Où l’anecdote de la rencontre autour du livre, à Beauchastel.
Une rencontre à…la rencontre.
La salle était bondée. Mes confrères et moi même devisions sur le métier d’écrivain, sur ses contraintes, ses déceptions mais aussi ses bonne surprises et ses joies. Nous échangions nos cartes de visite (si je puis dire, car je n’en ai toujours pas, grrrr) et nos expériences diverses. A noter que j’étais le seul auteur indépendant parmi tous ces vieux briscards sous contrat avec des maisons d’édition.
Alors que je m’évertuais à poursuivre la rédaction des prochaines (més)aventures de Patrick Schimmer, un couple de personnes âgées s’avancent vers la table que je partage avec deux autres auteurs. Bien entendu, je me laisse influencer par les clichés et autres lieux communs et subodore que si des personnes d’un certain âge s’approchent de ma table, ce n’est certainement pas pour se procurer de la littérature fantastique!
Je garde donc le nez sur ma feuille et continue à matérialiser scènes épiques et dialogues soutenus. C’est à ce moment que je vois le papy se pencher sur mon exemplaire de Les colonnes du temps, un petit papier à la main.
“John Renmann, c’est vous ?” me demande t-il J’acquiesce, étonné. “Voilà, en fait je cherche Les colonnes du temps, mais heu, la suite.” – La suite ? Ha, désolé, elle est en cours de rédaction (je lui exhibe la feuille A4 parcourue de mon écriture manuscrite). – Ha bon ? En fait, ce n’est pas pour moi mais pour ma petite fille. Elle a dévoré le premier livre mais n’a pas pu se déplacer aujourd’hui pour (il relit le petit papier). Pourtant elle a bien écrit”Les colonnes du temps, la suite”. Elle nous a dit que vous l’aviez sorti. – J’ai bien écrit un autre livre, mais il s’agit de Gecko, peut être a t’elle cru qu’il s’agissait de la suite de mon premier roman ? – Oui, ça doit être ça, vous avez raison. – Je suis sincèrement désolé, la suite devrait sortir probablement cet été. – Nous allons tout de même vous prendre un exemplaire de Gecko. Pour elle.
Je m’empare d’une exemplaire du livre et, au moment de la dédicace, hésitant entre le tutoiement et le vouvoiement, demande au patriarche l’âge de sa petite fille. “Douze ans.” – Douze ans ? Et elle a réussi à le lire jusqu’au bout ? – Bien sûr ! Vous savez, c’est une grande fan !
(J’ai à cet instant une pensée pour des critiques acerbes d’adultes n’ayant jamais réussi à terminer ce livre jugé “trop compliqué, “trop long” et j’en passe.) Encore plus embêté, je lui propose de lui envoyer personnellement un mail lorsque les aventures de Patrick et Sedna seront achevées.

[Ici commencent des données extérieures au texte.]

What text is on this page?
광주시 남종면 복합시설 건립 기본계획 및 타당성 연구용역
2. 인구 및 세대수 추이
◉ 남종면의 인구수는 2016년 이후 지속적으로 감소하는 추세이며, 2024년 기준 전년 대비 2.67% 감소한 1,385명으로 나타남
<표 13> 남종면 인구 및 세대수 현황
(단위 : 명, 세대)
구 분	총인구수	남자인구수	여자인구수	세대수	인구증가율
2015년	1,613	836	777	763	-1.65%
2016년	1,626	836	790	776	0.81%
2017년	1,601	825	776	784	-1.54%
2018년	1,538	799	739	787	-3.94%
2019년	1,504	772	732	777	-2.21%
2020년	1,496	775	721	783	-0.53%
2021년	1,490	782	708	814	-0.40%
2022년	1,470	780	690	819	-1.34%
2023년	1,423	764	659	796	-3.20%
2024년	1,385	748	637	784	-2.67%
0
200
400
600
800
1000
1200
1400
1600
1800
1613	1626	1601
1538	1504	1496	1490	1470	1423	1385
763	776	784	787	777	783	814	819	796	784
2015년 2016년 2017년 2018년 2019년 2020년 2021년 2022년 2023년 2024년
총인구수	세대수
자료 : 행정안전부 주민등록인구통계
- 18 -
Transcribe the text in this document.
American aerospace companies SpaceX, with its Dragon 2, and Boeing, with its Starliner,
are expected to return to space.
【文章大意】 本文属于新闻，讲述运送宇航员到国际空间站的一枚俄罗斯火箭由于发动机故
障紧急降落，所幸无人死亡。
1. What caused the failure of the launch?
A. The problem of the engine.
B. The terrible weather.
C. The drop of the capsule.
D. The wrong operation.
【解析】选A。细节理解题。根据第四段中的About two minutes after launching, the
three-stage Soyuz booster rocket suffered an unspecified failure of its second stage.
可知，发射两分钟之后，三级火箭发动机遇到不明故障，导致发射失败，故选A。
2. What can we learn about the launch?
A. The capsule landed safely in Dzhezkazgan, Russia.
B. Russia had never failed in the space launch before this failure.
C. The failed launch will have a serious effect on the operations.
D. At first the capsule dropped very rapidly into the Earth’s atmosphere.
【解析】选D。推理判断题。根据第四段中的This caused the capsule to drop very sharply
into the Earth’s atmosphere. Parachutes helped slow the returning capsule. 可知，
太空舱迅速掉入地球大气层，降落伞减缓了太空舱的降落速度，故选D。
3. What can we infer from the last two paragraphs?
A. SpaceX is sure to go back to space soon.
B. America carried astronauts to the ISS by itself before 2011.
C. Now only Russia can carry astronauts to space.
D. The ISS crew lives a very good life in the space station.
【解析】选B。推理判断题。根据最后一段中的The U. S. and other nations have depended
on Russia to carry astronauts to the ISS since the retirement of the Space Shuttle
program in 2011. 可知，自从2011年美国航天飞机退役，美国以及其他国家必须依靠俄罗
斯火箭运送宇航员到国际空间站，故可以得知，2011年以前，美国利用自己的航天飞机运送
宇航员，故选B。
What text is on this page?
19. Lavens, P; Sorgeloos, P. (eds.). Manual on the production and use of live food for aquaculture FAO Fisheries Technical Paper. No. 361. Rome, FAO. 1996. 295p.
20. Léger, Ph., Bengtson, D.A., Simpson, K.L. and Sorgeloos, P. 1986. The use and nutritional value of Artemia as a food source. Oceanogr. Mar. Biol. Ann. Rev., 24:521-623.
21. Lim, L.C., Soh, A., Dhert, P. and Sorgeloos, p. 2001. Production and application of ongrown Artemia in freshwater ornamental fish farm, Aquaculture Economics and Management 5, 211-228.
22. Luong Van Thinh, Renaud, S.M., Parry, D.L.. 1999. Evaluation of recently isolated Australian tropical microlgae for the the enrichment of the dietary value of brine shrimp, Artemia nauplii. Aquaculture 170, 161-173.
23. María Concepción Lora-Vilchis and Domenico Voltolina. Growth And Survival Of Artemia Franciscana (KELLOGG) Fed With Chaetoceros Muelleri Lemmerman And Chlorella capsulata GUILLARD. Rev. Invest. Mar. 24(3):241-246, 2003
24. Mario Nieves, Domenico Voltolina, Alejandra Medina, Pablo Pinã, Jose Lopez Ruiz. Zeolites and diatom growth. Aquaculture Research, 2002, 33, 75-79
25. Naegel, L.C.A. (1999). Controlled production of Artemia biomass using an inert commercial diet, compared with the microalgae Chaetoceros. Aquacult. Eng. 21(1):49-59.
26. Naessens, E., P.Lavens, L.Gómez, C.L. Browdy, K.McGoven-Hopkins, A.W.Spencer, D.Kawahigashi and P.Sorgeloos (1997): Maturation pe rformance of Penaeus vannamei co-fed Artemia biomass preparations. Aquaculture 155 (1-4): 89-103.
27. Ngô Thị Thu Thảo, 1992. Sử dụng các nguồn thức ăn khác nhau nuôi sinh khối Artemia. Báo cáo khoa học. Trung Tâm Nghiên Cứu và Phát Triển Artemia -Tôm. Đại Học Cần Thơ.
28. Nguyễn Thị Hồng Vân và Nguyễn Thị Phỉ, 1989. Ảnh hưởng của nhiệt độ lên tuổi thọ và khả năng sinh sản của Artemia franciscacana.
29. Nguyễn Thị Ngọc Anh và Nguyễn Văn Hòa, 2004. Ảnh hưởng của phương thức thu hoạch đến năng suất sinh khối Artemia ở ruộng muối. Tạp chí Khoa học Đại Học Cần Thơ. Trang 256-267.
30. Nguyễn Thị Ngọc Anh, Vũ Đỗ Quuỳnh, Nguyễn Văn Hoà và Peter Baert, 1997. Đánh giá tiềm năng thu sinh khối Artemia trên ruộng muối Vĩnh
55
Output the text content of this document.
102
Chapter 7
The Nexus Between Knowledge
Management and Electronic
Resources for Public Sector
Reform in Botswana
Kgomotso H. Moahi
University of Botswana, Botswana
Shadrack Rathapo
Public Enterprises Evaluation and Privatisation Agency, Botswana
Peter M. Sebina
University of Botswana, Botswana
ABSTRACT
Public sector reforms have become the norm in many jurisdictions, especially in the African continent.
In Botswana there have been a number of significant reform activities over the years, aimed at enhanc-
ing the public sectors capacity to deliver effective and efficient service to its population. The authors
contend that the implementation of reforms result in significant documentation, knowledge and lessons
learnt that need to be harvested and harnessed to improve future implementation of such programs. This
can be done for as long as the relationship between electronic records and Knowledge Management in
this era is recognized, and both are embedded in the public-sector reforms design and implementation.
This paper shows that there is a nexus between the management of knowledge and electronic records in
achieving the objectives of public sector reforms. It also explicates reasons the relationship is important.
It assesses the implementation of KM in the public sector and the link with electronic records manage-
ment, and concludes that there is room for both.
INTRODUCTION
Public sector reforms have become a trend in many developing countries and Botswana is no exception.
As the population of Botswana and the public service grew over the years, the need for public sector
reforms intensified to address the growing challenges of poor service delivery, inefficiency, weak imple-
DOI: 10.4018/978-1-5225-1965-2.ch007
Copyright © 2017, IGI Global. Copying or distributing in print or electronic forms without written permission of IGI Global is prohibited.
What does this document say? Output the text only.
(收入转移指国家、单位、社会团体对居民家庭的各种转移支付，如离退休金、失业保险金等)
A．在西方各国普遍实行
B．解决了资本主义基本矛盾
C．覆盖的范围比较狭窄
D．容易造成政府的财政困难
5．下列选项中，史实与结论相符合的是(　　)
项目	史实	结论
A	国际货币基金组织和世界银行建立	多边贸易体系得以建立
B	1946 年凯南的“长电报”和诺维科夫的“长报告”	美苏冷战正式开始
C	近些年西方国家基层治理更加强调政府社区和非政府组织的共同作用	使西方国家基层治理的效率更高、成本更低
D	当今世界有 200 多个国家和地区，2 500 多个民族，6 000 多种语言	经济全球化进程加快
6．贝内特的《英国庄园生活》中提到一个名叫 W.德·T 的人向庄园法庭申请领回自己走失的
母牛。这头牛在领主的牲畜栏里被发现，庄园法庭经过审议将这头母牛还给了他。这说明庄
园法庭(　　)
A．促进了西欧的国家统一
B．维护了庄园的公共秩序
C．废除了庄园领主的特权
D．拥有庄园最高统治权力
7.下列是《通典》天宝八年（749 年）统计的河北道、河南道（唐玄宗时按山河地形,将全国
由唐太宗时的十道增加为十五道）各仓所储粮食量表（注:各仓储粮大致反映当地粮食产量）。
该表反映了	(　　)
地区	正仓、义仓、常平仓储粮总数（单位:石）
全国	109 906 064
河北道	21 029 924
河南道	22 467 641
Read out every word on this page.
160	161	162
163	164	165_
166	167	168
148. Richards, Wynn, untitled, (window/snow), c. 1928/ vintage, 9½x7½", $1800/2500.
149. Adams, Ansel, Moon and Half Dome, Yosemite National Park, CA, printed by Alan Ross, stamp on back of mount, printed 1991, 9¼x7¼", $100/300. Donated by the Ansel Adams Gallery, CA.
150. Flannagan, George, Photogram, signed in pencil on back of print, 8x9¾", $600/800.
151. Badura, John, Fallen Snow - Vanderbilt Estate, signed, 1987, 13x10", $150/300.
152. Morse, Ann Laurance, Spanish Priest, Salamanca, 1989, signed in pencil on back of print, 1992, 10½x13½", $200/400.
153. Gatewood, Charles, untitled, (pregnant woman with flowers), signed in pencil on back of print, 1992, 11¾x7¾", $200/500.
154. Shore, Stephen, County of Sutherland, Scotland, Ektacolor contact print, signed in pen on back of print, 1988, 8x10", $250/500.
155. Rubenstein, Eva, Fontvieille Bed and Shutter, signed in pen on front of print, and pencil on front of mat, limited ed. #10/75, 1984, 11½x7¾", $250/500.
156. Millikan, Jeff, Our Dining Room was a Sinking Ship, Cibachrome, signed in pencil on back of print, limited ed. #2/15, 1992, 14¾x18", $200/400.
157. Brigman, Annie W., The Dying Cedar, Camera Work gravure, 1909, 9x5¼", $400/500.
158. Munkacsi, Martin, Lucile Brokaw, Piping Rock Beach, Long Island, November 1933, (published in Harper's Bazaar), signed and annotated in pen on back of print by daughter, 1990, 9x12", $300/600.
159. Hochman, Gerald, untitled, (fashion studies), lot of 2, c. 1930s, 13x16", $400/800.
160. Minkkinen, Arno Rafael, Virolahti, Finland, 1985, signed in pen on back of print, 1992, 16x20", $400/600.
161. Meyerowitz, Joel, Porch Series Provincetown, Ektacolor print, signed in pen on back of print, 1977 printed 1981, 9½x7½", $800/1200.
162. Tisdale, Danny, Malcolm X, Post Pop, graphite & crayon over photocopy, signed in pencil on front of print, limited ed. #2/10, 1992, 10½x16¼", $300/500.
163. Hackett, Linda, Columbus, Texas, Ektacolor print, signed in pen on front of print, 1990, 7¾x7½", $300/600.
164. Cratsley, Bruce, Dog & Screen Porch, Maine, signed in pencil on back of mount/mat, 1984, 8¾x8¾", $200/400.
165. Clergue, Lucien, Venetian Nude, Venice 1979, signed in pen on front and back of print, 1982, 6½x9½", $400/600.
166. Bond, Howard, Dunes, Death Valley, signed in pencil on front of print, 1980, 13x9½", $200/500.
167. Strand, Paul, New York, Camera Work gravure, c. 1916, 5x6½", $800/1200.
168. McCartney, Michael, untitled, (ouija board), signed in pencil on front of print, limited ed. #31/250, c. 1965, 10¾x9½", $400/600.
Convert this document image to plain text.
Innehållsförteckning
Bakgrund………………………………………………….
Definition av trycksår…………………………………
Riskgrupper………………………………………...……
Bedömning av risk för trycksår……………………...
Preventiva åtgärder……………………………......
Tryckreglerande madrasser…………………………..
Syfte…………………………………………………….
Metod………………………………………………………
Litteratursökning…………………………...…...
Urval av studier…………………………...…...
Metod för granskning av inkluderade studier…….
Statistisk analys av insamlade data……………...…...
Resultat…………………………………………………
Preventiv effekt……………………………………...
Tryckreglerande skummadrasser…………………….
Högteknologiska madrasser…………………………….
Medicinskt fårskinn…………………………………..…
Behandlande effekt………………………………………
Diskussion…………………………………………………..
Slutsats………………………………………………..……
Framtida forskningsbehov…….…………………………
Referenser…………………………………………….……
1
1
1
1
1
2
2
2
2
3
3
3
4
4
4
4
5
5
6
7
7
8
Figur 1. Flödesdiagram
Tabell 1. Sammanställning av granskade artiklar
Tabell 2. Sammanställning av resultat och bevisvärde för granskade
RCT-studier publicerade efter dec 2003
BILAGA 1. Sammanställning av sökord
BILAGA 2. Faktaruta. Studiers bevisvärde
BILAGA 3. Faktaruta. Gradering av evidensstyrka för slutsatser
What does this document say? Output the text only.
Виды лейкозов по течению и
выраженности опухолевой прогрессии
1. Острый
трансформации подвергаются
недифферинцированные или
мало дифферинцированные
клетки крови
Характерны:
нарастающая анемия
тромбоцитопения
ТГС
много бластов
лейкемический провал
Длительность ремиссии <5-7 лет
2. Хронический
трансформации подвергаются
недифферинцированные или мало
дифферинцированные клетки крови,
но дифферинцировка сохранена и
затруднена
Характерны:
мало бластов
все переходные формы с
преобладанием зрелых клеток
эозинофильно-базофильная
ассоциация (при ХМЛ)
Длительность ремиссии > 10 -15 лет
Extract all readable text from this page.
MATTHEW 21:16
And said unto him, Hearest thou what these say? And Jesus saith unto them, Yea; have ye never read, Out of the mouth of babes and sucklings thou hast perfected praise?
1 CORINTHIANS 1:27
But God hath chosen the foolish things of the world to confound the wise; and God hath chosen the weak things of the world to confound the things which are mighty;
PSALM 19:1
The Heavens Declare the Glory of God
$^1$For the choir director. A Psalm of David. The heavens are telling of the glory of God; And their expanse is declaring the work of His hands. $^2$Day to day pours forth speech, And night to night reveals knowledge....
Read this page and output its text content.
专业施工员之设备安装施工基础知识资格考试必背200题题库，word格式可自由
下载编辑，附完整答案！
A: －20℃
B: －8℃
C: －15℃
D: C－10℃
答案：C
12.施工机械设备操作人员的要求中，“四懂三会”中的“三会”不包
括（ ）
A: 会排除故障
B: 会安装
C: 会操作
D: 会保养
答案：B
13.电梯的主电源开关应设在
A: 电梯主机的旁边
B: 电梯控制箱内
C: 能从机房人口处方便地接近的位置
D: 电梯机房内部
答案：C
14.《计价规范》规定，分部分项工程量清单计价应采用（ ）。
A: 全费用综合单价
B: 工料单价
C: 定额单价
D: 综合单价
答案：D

Je lui demande donc son adresse email en lui tendant un morceau de papier. Il s’en saisit, griffonne quelques lignes, puis me le rend, tout sourire. Je lis et constate, un brin amusé, que c’est son adresse postale qu’il m’a communiquée. Je m’apprête à lui signifier gentiment son erreur, lorsque mon intuition me titille. Comme je crois énormément aux signes, je me tais, puis m’étonne à lui dire: “Bien, je vous apporterai l’exemplaire de la suite en main propre, à cette adresse donc. Et votre petite fille aura sa dédicace, bien entendu.”
C’est à cet instant qu’il s’est produit quelque chose d’inexplicable. Ce que j’ai lu dans le regard du Papy, les étoiles dans les yeux de la Mamie, leurs sourires, la combinaison des trois, tout ça m’a fait passer, pour quelques secondes, comme le lauréat du plus prestigieux des prix littéraires. “C’est très gentil à vous monsieur, elle va vraiment être contente!” Et cette phrase d’agir comme le plus puissant des remèdes anti-blues et anti-page blanche ! C’est le genre de rencontre qui me rappelle pourquoi j’écris.
Je dois donc vous laisser, chers lecteurs, j’ai plus d’une promesse à tenir. Et je m’arrange toujours pour les tenir, question de principe.